Mr. Musk created SpaceX to help humanity become a multi-planetary species. The company’s success so far is a credit to his willingness to accept risks, sometimes successfully and sometimes not.

  • During the countdown to a pivotal launch in 2015, an unidentified liquid began dripping from a Falcon 9 rocket, frightening Mark Juncosa, a top SpaceX official. Mr. Musk deliberated briefly before deciding to proceed, resulting in a successful launch. At the time, Mr. Juncosa assumed that Mr. Musk had based that decision on a complicated risk assessment, but realized he was wrong after reviewing footage years later. “I thought he had done some complex quick calculations to decide what to do, but in fact he just shrugged his shoulders and gave the order,” Mr. Juncosa said of Mr. Musk. “He had an intuition of what the physics were.”
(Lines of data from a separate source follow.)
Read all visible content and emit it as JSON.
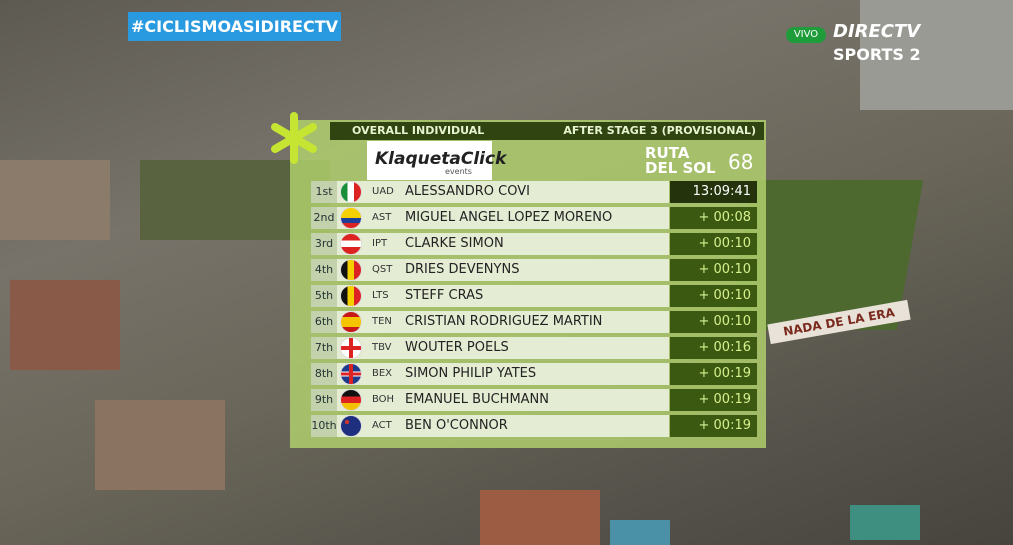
{
  "hashtag": "#CICLISMOASIDIRECTV",
  "broadcaster": {
    "live": "VIVO",
    "name": "DIRECTV",
    "channel": "SPORTS 2"
  },
  "background_sign": "NADA DE LA ERA",
  "panel": {
    "title": "OVERALL INDIVIDUAL",
    "stage": "AFTER STAGE 3 (PROVISIONAL)",
    "sponsor": {
      "name": "KlaquetaClick",
      "tagline": "events"
    },
    "race": {
      "line1": "RUTA",
      "line2": "DEL SOL",
      "edition": "68"
    },
    "rows": [
      {
        "position": "1st",
        "team": "UAD",
        "rider": "ALESSANDRO COVI",
        "time": "13:09:41"
      },
      {
        "position": "2nd",
        "team": "AST",
        "rider": "MIGUEL ANGEL LOPEZ MORENO",
        "time": "+ 00:08"
      },
      {
        "position": "3rd",
        "team": "IPT",
        "rider": "CLARKE SIMON",
        "time": "+ 00:10"
      },
      {
        "position": "4th",
        "team": "QST",
        "rider": "DRIES DEVENYNS",
        "time": "+ 00:10"
      },
      {
        "position": "5th",
        "team": "LTS",
        "rider": "STEFF CRAS",
        "time": "+ 00:10"
      },
      {
        "position": "6th",
        "team": "TEN",
        "rider": "CRISTIAN RODRIGUEZ MARTIN",
        "time": "+ 00:10"
      },
      {
        "position": "7th",
        "team": "TBV",
        "rider": "WOUTER POELS",
        "time": "+ 00:16"
      },
      {
        "position": "8th",
        "team": "BEX",
        "rider": "SIMON PHILIP YATES",
        "time": "+ 00:19"
      },
      {
        "position": "9th",
        "team": "BOH",
        "rider": "EMANUEL BUCHMANN",
        "time": "+ 00:19"
      },
      {
        "position": "10th",
        "team": "ACT",
        "rider": "BEN O'CONNOR",
        "time": "+ 00:19"
      }
    ]
  }
}
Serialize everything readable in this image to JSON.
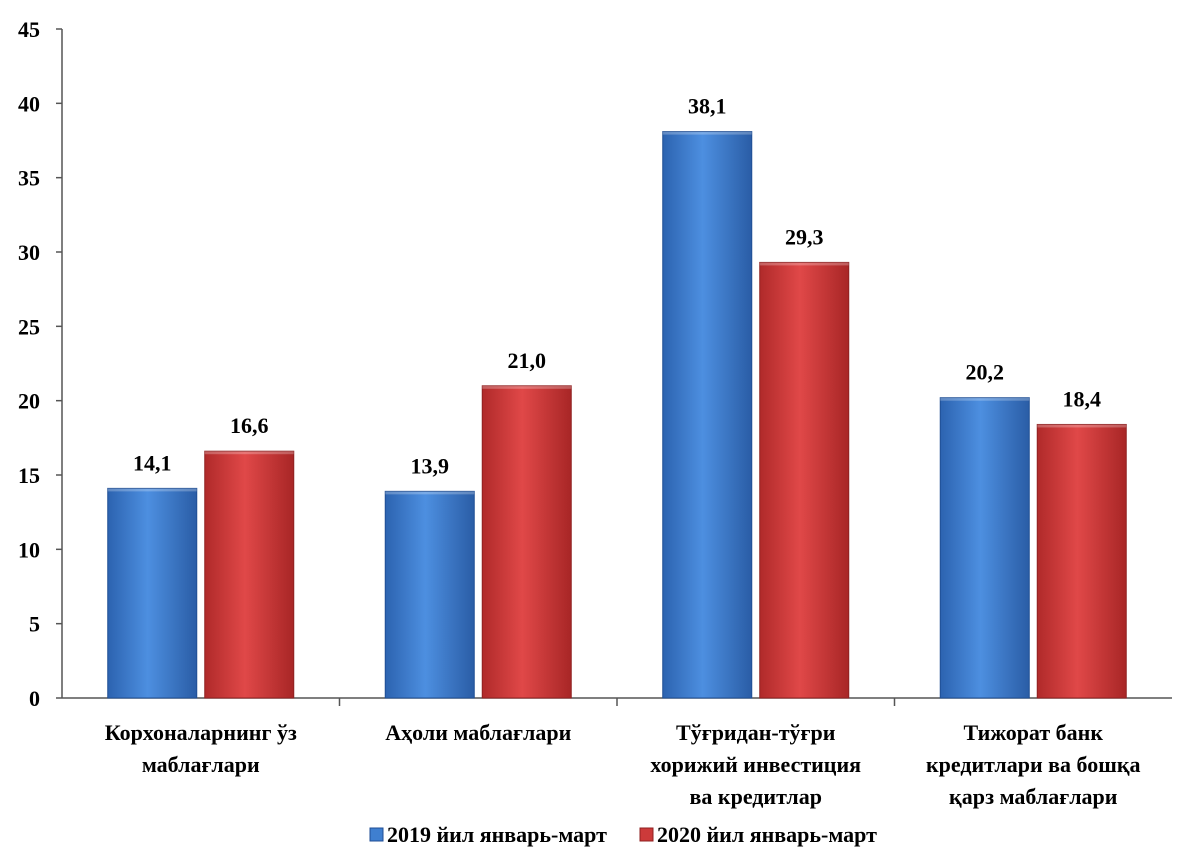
{
  "chart_data": {
    "type": "bar",
    "categories": [
      [
        "Корхоналарнинг ўз",
        "маблағлари"
      ],
      [
        "Аҳоли маблағлари"
      ],
      [
        "Тўғридан-тўғри",
        "хорижий инвестиция",
        "ва кредитлар"
      ],
      [
        "Тижорат банк",
        "кредитлари ва бошқа",
        "қарз маблағлари"
      ]
    ],
    "series": [
      {
        "name": "2019 йил январь-март",
        "values": [
          14.1,
          13.9,
          38.1,
          20.2
        ],
        "labels": [
          "14,1",
          "13,9",
          "38,1",
          "20,2"
        ],
        "color": "#3f7fd0"
      },
      {
        "name": "2020 йил январь-март",
        "values": [
          16.6,
          21.0,
          29.3,
          18.4
        ],
        "labels": [
          "16,6",
          "21,0",
          "29,3",
          "18,4"
        ],
        "color": "#cc3a3a"
      }
    ],
    "ylim": [
      0,
      45
    ],
    "yticks": [
      0,
      5,
      10,
      15,
      20,
      25,
      30,
      35,
      40,
      45
    ],
    "title": "",
    "xlabel": "",
    "ylabel": "",
    "legend": "bottom",
    "grid": false
  }
}
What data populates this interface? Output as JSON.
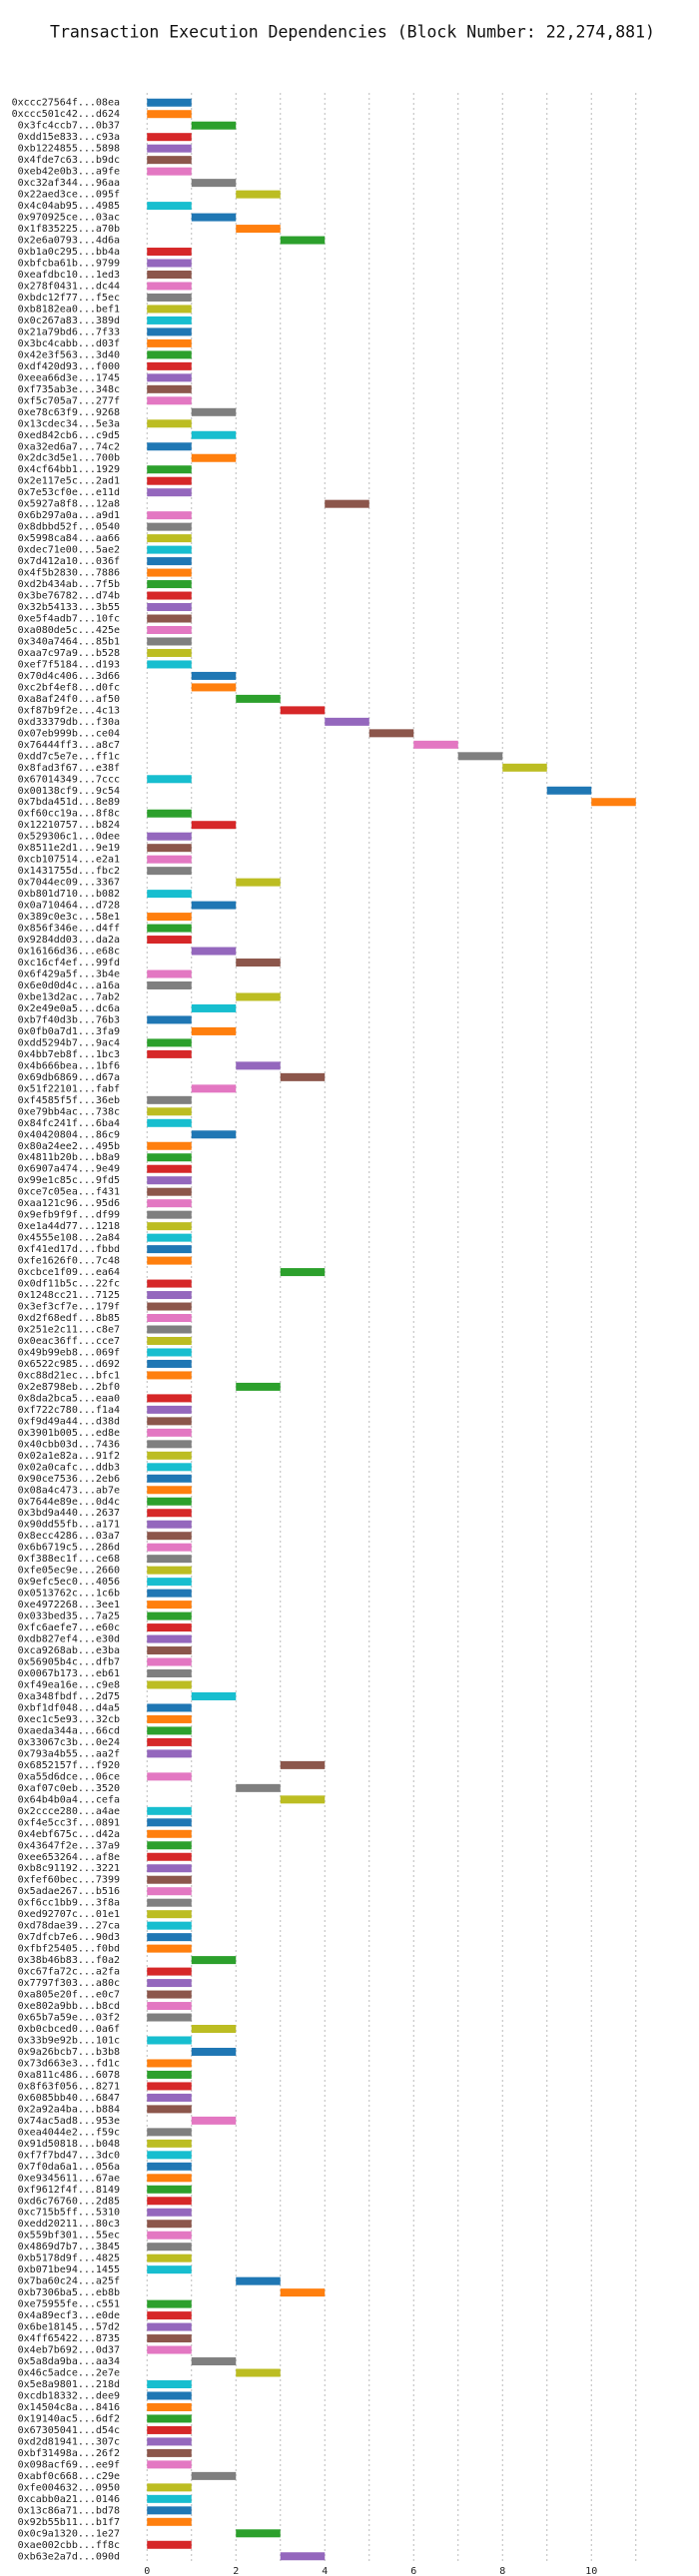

  • To achieve interplanetary flight in the future, SpaceX needed to find a way to make money in the present. So in 2015, Mr. Musk announced Starlink, seeking to tap into the lucrative market of providing internet service, in this case through a constellation of low-orbit satellites. The service has become a vital lifeline to people in war zones and helped the Ukrainian military defend against Russian invasion. But Mr. Musk has also been criticized for not allowing Ukraine to use the service to launch a drone attack on a Russian naval base last year, fearing that it would have provoked a major escalation in the war. “We did not want to be a part of that,” Mr. Musk said.

  • In 2021, SpaceX for the first time successfully sent a crew into orbit without a professional astronaut aboard. Afterward, Mr. Musk reflected on the role that he and his company had played in advancing space exploration. “Building mass-market electric cars was inevitable,” he said. “It would have happened without me. But becoming a space-faring civilization is not inevitable.” He added, “This flight was a great example of how progress requires human agency.”